La producción del gas no convencional requiere de un proceso continuo de inversión y de reinversión, a diferencia de otros recursos en los cuales la inversión grande se hace al principio y por única vez. La discontinuidad de este proceso inversor conlleva la inmediata declinación productiva.
El interés público pasa hoy por evitar el corte absoluto del proceso de inversión (en parte lamentablemente consumado), para evitar la destrucción de valor, de empresas y de habilidades, que harían más largo y tortuoso el periplo hasta la recuperación.
La reinstalación de estímulos para la producción de gas (convencional y no convencional), de forma temporal, son un mal necesario que inteligente y limitadamente asignados pueden contener la agonía en el corto plazo. Y si finalmente se van a otorgar, es mejor que se concreten lo antes posible.
Por otra parte, las circunstancias locales e internacionales apuntan a que YPF debe liderar con más potencia que nunca esta etapa de normalización.
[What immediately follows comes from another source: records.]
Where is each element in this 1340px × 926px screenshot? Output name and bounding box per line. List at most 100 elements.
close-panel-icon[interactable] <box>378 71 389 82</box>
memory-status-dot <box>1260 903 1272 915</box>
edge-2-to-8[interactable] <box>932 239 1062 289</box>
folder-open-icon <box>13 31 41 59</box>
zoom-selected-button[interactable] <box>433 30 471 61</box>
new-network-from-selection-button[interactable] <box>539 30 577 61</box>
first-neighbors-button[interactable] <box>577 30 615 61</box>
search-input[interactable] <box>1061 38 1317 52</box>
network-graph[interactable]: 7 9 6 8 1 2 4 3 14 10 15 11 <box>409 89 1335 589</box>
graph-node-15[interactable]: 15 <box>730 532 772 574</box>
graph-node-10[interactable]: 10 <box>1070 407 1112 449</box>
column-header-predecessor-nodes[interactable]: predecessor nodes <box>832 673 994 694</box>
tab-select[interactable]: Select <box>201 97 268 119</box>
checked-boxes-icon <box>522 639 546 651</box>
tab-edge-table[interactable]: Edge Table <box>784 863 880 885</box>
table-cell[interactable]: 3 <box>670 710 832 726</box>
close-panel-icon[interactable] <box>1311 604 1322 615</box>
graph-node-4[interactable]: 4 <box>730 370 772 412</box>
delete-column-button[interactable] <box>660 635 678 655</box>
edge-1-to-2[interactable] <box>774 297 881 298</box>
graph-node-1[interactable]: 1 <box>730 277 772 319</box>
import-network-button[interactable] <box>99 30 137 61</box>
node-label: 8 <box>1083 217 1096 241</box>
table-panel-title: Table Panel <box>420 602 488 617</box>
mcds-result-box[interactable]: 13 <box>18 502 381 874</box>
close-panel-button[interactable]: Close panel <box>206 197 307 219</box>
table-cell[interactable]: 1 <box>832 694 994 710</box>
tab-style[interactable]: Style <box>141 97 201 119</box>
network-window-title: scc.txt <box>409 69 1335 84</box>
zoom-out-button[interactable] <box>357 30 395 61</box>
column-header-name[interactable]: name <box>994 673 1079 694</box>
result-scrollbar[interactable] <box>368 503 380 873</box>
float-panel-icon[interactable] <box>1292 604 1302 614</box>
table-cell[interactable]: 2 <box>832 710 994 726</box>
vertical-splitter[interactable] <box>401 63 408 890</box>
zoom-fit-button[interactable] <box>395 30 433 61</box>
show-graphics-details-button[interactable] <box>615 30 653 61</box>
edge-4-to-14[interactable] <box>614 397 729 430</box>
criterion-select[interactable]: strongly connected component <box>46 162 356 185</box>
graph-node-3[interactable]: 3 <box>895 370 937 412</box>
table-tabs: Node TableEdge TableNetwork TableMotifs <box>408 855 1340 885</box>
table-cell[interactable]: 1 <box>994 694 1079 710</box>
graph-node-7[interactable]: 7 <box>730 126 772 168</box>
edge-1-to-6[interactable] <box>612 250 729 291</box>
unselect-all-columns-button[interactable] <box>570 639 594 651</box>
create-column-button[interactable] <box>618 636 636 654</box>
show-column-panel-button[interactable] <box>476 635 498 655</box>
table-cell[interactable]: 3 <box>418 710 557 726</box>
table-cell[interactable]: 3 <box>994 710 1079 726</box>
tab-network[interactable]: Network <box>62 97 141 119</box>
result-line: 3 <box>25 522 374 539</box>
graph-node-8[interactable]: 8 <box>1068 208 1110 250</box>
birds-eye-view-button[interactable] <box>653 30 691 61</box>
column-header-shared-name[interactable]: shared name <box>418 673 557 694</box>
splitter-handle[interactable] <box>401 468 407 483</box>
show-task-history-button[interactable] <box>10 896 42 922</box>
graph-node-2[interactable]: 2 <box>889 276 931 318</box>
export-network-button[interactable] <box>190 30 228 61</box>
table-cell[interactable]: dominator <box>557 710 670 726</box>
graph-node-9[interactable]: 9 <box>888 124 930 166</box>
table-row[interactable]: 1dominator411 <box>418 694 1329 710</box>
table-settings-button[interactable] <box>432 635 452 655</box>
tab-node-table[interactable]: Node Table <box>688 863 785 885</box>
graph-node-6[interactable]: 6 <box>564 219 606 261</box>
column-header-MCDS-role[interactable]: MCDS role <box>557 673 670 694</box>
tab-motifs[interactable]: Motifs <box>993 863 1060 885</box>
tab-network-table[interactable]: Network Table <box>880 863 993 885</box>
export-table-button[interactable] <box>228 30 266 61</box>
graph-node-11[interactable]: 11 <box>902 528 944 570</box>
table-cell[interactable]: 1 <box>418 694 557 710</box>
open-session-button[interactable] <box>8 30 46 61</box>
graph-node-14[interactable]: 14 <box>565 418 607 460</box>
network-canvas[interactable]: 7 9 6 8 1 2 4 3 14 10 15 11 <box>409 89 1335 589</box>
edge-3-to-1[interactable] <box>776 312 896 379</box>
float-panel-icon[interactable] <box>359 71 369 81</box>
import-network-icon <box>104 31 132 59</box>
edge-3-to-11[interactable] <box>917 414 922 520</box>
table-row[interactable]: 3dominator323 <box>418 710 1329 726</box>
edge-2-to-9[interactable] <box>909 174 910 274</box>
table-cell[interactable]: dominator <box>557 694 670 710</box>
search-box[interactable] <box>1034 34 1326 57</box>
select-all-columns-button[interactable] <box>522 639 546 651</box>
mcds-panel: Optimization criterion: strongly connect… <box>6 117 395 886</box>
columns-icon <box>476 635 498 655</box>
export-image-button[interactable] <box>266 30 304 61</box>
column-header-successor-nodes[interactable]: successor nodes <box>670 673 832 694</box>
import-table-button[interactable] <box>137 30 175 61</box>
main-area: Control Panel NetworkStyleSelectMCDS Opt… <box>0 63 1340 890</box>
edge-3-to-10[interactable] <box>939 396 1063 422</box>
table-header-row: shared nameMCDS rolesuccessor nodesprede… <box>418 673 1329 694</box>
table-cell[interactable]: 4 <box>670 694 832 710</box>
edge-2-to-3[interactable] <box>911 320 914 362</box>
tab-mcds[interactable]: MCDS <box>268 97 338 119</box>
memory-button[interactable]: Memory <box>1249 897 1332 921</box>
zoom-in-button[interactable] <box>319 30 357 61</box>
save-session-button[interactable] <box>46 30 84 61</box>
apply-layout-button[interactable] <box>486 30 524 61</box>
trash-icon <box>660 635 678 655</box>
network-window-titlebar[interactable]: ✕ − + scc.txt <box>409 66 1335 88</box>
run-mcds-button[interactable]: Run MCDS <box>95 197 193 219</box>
Un esquema de apoyo para el sector debe incluir condiciones. Entre ellas, demarcar objetivos de inversión y nuevas metas de competitividad. No hay motivo para que un sector que recibe subsidios estatales, paga sueldos de argentinos, contrata servicios abrumadoramente nacionales y está enfocado en satisfacer necesidades energéticas domésticas, tenga remuneraciones a los factores de la producción que se encuentran en el extremo de la pirámide de ingresos y se comparan con estándares internacionales que curiosamente se establecen en países ricos. Las provincias productoras deberían contribuir a mejorar la competitividad del sector.
Hoy, la política pública para el sector debe ser de corto plazo (después de todo ningún plan de mediano y largo plazo podría ser creíble en el contexto social y macroeconómico actual) e inmediata. Hay que esperar (ojalá no mucho) para el plan estratégico 2030 o 2040.